TANTRUM - Tim Gabungan Independen Pencari Fakta (TGIPF) Peristiwa Stadion Kanjuruhan Malang, Jumat siang, mendatangi Istana Kepresidenan Jakarta untuk menyerahkan laporan hasil investigasi kepada Presiden Joko Widodo.
Dalam laporanya ke Presiden Joko Widodo, Menteri Koordinator Bidang Politik, Hukum, dan Keamanan (Menkopolhukam) Mahfud MD yang juga ketua tim investigasi, menegaskan tanggung jawab hukum dan moral para pemangkukepentingan.
Presiden Joko Widodo, kata Mahfud memerintahkan Kapolri mengusut semua pihak pihak terkait atas insiden tragedi Kanjuruhan ini.
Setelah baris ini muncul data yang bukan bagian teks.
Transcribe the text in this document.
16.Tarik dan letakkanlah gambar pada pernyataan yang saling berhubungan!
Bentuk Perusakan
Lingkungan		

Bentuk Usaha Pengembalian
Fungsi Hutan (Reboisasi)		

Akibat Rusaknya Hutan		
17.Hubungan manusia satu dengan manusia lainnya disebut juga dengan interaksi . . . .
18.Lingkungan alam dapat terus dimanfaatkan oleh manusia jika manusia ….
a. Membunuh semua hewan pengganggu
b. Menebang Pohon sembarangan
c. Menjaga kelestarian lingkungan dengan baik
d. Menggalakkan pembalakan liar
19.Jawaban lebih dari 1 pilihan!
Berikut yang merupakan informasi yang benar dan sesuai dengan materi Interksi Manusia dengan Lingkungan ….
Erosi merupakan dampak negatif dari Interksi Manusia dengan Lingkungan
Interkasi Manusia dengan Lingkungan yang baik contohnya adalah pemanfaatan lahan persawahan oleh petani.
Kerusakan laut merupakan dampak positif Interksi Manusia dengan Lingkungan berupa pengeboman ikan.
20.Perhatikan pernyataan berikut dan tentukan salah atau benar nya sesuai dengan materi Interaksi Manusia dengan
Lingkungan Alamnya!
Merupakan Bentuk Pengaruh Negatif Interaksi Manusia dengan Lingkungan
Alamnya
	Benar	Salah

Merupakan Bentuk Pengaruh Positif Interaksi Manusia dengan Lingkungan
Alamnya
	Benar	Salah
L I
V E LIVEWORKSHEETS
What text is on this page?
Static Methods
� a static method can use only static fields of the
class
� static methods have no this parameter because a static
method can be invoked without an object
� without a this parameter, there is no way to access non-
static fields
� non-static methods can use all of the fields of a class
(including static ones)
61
"Korban yang jatuh, proses jatuhnya korban lebih mengerikan," ujarnya seraya menegaskan TGIPF merekontruksi 32 CCTV yang dimiliki oleh aparat.
Ia memastikan kematikan, cacat dan kritis, dipastikan karena desak-desakan setelah gas air mata yang diseprotkan.
"Keterbahayaan atau racun, sedang diperiksa BRIN. Apapun hasil periksaan tidak mengurangi kesimpulan kematian massal itu karena gas air mata," katanya.
Mahfud menegaskan, semua pemangku kepentingan menghindar di bawah aturan aturan yang sah. Para pemangku kepentingan harus bertanggungjawab secara hukum dan moral.
"Jika kita mendasarkan norma formal tidak ada yang salah. Sehingga dalam catatan pengurus PSSI harus bertanggungjawab dan sub-sub organisasinya," katanya.
Mahfud menegaskan, dalam hal ini ada ada tanggungjawab azas hukum yakni keselamatan rakyat adalah hukum yang lebih tinggi.
Baca Juga: Pasokan Listrik Buat Kereta Cepat Selesai Tengah Tahun 2023
"Kami memberi catatan akhir, Polri supaya meneruskan penyelidikan tindak pidana terhadap orang lain yang juga diduga kuat terlibat," ungkapnya.
Laporan TGIPF ini telah diserahkan ke Presiden dengan semua rekomendasinya di dalam 124 halaman dan akan diolah Presiden untuk kebijakan. Rekomendasi TGIPF bisa ditindaklanjuti oleh Polri.